Medical Release and Authorization
As Parent and/or Guardian of the named student , I hereby authorize the diagnosis and treatment by a qualified and licensed medical professional, of the minor child, in the event of a medical emergency, which in the opinion of the attending medical professional, requires immediate attention to prevent further endangerment of the minor’s life, physical disfigurement, physical impairment, or other undue pain, suffering or discomfort, if delayed.
Permission is hereby granted to the attending physician to proceed with any medical or minor surgical treatment, x-ray examination and immunizations for the named athlete. In the event of an emergency arising out of serious illness, the need for major surgery, or significant accidental injury, I understand that every attempt will be made by the attending physician to contact me in the most expeditious way possible. This authorization is granted only after a reasonable effort has been made to reach me.

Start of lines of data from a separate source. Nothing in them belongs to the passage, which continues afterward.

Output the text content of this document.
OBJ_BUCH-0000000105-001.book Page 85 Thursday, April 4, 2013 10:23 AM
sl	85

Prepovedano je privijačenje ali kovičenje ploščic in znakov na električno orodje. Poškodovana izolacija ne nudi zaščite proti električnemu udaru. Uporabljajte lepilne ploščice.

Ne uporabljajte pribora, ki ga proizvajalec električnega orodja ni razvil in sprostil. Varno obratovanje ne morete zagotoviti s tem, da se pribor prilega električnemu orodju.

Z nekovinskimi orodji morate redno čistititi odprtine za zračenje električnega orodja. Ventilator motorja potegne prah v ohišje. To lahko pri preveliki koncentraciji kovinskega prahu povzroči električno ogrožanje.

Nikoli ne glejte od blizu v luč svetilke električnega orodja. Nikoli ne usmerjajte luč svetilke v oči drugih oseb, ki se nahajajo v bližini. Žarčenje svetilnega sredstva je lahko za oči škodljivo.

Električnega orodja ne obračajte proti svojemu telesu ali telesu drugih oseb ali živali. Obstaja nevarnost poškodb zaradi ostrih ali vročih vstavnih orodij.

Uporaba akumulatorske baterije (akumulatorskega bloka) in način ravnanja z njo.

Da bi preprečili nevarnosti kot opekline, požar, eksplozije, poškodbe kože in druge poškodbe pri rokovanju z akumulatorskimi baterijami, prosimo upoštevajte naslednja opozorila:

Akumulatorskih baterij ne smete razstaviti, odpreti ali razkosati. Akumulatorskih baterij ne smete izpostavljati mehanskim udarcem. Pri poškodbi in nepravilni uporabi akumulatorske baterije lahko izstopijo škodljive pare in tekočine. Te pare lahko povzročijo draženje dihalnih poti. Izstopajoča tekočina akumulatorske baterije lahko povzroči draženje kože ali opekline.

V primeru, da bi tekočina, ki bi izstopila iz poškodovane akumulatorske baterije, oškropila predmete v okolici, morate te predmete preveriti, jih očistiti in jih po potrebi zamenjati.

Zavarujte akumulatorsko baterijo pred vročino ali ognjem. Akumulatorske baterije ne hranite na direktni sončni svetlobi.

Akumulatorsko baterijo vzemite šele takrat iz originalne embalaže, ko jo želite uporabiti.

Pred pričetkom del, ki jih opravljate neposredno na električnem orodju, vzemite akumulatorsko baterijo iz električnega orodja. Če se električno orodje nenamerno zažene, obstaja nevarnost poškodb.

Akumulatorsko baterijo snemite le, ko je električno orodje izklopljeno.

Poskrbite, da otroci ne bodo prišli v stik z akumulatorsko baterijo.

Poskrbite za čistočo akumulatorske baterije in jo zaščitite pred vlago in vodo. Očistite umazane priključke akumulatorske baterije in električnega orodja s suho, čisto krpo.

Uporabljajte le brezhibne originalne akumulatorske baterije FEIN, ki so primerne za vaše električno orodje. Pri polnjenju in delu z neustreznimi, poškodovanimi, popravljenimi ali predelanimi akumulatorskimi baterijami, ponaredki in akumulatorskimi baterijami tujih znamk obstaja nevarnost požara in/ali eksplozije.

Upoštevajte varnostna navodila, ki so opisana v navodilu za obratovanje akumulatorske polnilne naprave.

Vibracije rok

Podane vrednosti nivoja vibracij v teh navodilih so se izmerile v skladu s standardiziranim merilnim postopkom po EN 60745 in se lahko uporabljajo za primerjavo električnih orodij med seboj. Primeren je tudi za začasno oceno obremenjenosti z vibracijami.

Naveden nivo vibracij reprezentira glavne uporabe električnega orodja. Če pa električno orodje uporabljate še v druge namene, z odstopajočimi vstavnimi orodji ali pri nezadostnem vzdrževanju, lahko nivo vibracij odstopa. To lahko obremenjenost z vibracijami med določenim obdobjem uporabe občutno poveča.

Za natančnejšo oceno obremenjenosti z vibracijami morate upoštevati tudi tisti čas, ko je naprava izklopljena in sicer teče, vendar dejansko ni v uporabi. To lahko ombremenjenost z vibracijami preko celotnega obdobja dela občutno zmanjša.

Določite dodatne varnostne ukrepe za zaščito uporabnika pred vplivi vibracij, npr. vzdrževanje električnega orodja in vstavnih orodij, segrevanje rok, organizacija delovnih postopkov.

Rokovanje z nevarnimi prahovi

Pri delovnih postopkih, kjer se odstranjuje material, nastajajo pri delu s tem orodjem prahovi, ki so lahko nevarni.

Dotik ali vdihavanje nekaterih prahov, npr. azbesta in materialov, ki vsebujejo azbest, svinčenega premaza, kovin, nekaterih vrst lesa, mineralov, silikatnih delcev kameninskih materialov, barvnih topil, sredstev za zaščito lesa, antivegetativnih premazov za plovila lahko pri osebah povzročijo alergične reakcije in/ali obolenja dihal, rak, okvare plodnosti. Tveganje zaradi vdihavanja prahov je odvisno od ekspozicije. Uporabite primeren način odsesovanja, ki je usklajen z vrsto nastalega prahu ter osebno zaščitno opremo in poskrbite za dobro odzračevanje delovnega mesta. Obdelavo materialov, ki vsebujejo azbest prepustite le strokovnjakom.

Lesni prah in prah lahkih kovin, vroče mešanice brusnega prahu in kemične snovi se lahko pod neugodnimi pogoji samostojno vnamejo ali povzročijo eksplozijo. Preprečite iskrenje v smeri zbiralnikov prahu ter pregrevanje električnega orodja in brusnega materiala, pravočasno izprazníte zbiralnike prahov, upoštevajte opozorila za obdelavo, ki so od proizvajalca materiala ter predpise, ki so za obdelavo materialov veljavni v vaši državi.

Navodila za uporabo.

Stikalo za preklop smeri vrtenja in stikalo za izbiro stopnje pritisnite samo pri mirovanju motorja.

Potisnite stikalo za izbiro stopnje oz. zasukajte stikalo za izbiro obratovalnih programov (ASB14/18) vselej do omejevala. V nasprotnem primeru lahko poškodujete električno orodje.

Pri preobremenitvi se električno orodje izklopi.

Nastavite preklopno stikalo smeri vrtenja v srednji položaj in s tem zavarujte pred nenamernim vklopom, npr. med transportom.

Permission is also granted to After the Peanut and its affiliates including CEO, Teachers, Volunteers, etc. to provide the needed emergency treatment prior to the child’s admission to the medical facility.
Release authorized on the dates and/or duration of the program. I also understand that my child will have their temperature and oxygen levels taken using a non-contact thermometer and finger sensor. Please make sure your child does not have a temperature before leaving them for the day. A student with a temperature over 100.4 degrees will not be allowed to participate that day.
I understand that my child will be around other children and do not hold After the Peanut or any of it's employees, volunteers or staff responsible for any sickness or illness that may be come from participation in this program.
This release is authorized and executed of my own free will, with the sole purpose of authorizing medical treatment under emergency circumstances, for the protection of life and limb of the named minor child, in my absence.